L’idea mi attizza. Anche solo per passare la giornata in modo diverso. Certo, c’è il problema della distanza da mantenere, soprattutto con mia madre, che quando le dico che fra poco Stefania verrà in casa, che dobbiamo “lavorare” assieme, alza gli occhi al cielo.

“Tu vuoi la mia morte!” esclama. “Mi porti in casa la Cinese!” si lamenta. Ma non fa troppe storie e fila a chiudersi in camera sua.

Dopo pranzo, ecco che con Stefania prendiamo a rovistare nell’armadio e devo dire che lei è davvero brava nell’indovinare combinazioni inedite.
“Ma dov’è che la pescavi, sta roba?”
“Di solito, nei mercatini di Camden Town.”
“Molto Shabby Chic, con qualcosa di Gothic e di New Romantic. Mi piace. E secondo me, anche il mercato cinese potrebbe essere pronto. Anche da quelle parti si sta sviluppando qualcosa di più alternativo, diciamo di nicchia, che poi, di nicchia… Sono più di un miliardo, i cinesi!”

E così, passiamo tutto il pomeriggio assieme, come facevamo da ragazze, che a un certo punto anche la distanza viene meno e chissenefrega, con io che faccio da modella e lei che mi scatta foto per capire meglio se certi abbinamenti possono funzionare, così che poi, in base a quelle istantanee, prenderà ispirazione per disegnare i suoi bozzetti.

“E poi, sai che ti dico?” se ne esce a un certo punto, facendosi scattare in testa un’altra idea. “Hai presente Armani, no? Che ha fatto la sua ultima sfilata senza pubblico, prima ancora del Lockdown. Bene. Anche la mia azienda ne ha in previsione una, che andrà in diretta streaming, per i clienti. E sai che c’è? Con vestiti così, ci vuole una colonna sonora ad hoc.”
“Tipo Massive Attack?” suggerisco.
“Non li conosco, mi fido di te” replica lei. “Sei tu la musicista.”

La giornata si illumina di nuova luce.

E’ da un po’ che non uso l’app di GarageBand, ma se c’è riuscita St Vincent, a farci un intero album, il secondo, che poi è quello che le ha fatto spiccare il volo, posso farcela anch’io.

“Posso uscire!? Devo fare la pipì!” sbraita mia madre che è rinchiusa in camera da almeno tre ore.

“Tutto a posto, mamma. La Cinese se n’è andata!” rido con Stefania, mentre la accompagno alla porta.
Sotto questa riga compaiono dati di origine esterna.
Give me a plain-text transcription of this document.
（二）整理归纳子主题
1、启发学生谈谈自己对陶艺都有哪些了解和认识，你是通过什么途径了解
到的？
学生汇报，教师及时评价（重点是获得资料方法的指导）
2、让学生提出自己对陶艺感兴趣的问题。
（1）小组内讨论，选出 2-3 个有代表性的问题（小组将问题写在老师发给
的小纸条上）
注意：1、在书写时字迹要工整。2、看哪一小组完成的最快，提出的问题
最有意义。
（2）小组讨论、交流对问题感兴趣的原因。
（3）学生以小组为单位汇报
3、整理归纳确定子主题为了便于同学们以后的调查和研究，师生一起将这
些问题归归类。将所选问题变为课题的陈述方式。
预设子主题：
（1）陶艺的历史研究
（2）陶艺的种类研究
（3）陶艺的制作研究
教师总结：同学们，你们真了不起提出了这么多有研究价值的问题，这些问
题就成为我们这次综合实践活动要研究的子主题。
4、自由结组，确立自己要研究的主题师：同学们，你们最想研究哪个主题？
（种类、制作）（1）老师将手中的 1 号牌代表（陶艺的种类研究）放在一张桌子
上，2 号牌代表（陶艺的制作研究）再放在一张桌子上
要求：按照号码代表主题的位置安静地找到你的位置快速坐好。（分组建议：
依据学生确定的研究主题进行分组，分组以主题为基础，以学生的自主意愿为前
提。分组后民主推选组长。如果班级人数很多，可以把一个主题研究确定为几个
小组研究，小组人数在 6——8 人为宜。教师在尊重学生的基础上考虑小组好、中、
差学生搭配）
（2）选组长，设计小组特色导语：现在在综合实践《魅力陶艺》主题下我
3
Mia madre esce brandendo un barattolo di DDT che inizia a spargere per tutta casa. Una soluzione alla Trump, diciamo… che l’altro giorno se n’è uscito con l’idea di bere o iniettarsi detergenti. E l’ha detto per davvero, in diretta tv, davanti agli americani e al mondo intero.

Dopo pochi secondi, l’aria si fa irrespirabile. Prendo il portatile e scappo in garage. Ed è così, che inizio a comporre musica, per una sfilata che si terrà a Shenzen, a 9000 chilometri di distanza, tra qualche settimana. E per quanto assurdo sia, sono felice come non mi sento da giorni.

Che cosa strana che è, la vita.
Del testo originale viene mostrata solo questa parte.